Voxtral Mini achieves state-of-the-art word error rates across FLEURS, Mozilla Common Voice, and Multilingual LibriSpeech benchmarks. It automatically detects the source language among eight supported languages (English, Spanish, French, Portuguese, Hindi, German, Dutch, Italian) and transcribes without manual language hints. A dedicated transcription mode optimizes output for pure speech-to-text.
You can feed the model a long audio clip and ask questions about its content—no separate ASR step needed. The model directly reasons over the speech signal. This enables workflows like extracting key points from a recorded meeting, querying a podcast for specific facts, or summarizing a lecture. Benchmarks show it performs comparably to larger closed models like GPT-4o mini and Gemini 2.5 Flash on speech QA and summarization.
Voxtral Mini can infer intent directly from spoken commands—map them to backend functions, API calls, or workflow triggers. For example, a voice assistant running locally could hear “set a timer for 10 minutes” and invoke the set_timer(600) function without text intermediaries. This is useful for smart home automation, field service tools, and hands-free interfaces.
The Ministral-3B backbone remains intact: Voxtral Mini handles standard text tasks (classification, extraction, reasoning) with the same competence as the original text-only model. You don’t sacrifice text capabilities for audio.
Quickest path: Use Ollama with the mistralai/voxtral-mini-3b-2507 model (once officially supported), or run directly via vLLM:
1vllm serve mistralai/Voxtral-Mini-3B-2507 --trust-remote-code
| Quantization | Approx. VRAM | Minimum GPU | Recommended GPU |
|---|---|---|---|
| FP16 | 6.0 GB | 8 GB | RTX 4060 Ti 16GB / M4 Max |
| Q8_0 | 3.5 GB | 4 GB | RTX 3060 12GB |
| Q4_K_M | 2.6 GB | 4 GB | RTX 3050 / M4 Pro |
| Q4_0 | 2.2 GB | 3 GB | Raspberry Pi 5 (via MLX) |
Recommended quantization: Q4_K_M for most users on consumer GPUs. It preserves most benchmark accuracy while keeping VRAM under 3 GB, leaving room for audio audio data and context.
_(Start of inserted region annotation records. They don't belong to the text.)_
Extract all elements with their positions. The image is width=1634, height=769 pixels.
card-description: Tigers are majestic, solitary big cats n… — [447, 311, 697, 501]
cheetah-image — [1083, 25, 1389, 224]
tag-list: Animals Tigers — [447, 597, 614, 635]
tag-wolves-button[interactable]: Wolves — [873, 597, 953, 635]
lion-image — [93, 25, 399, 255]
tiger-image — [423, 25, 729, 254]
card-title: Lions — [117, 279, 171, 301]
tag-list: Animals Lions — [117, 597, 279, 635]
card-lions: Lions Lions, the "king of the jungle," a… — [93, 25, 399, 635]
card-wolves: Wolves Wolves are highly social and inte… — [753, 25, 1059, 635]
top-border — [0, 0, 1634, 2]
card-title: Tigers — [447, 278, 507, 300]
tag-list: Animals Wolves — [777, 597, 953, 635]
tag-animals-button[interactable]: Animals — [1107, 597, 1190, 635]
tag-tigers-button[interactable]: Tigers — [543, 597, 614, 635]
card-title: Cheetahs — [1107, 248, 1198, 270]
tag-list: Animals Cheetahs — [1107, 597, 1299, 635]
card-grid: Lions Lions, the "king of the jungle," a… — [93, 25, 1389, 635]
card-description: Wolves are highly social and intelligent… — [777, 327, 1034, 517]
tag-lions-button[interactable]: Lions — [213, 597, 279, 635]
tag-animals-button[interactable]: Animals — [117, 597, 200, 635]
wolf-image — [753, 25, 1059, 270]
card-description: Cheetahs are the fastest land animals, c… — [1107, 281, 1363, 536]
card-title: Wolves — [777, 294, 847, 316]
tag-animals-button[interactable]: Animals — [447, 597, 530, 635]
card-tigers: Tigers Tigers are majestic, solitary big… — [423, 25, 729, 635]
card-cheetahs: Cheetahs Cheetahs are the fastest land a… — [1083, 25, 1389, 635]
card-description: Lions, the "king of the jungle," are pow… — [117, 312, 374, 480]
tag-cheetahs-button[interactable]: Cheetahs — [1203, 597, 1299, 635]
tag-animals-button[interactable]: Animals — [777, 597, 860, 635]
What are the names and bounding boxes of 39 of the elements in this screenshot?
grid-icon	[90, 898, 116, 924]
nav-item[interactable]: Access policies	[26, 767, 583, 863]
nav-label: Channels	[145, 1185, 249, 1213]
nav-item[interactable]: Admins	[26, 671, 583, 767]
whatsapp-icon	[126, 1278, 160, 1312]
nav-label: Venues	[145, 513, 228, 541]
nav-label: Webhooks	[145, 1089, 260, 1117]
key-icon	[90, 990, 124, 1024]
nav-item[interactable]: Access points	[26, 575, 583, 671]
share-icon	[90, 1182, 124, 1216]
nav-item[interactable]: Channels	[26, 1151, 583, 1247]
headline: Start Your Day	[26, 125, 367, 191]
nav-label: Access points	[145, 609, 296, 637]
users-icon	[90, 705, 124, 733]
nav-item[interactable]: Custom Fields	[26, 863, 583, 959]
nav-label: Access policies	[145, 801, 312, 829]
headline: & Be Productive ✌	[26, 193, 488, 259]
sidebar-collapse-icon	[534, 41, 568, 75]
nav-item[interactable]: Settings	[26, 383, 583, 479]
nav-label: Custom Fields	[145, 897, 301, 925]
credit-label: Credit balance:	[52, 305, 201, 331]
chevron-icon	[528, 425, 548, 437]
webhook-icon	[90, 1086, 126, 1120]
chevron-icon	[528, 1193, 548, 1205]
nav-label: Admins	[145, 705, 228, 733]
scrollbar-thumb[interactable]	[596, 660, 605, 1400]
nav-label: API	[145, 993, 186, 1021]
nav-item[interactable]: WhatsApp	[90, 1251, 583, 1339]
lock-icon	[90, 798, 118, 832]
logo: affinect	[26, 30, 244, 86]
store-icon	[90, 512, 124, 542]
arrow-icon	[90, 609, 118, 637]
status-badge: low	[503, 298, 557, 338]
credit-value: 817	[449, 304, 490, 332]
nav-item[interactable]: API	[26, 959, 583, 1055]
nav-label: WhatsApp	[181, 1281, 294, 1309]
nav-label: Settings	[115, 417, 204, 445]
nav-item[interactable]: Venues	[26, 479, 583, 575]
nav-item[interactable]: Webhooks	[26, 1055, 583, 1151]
On high-end GPUs like RTX 4090 or M4 Max, run FP16 or Q8_0 for maximum fidelity.
These numbers are for text generation with a cold cache. Audio encoding adds some overhead (≈0.5–1 second per minute of audio), but the model stays interactive for most applications.
Choose Voxtral Mini when you want a single, optimized model for voice-first applications. Choose a pipeline if you need to update the ASR or LLM independently.
Choose Voxtral Mini for edge deployments and tasks centered on speech transcription, summarization, and function calling. Choose Qwen2-Audio for broader audio understanding (non-speech sounds, affect detection) when hardware allows.
Voxtral Mini is the model to beat among sub-4B models for local voice AI. It’s not a general-purpose text model; it’s a purpose-built audio-language tool that happens to also be a capable text model. If your workload is purely text, consider Ministral-3B or Phi-3.5 instead.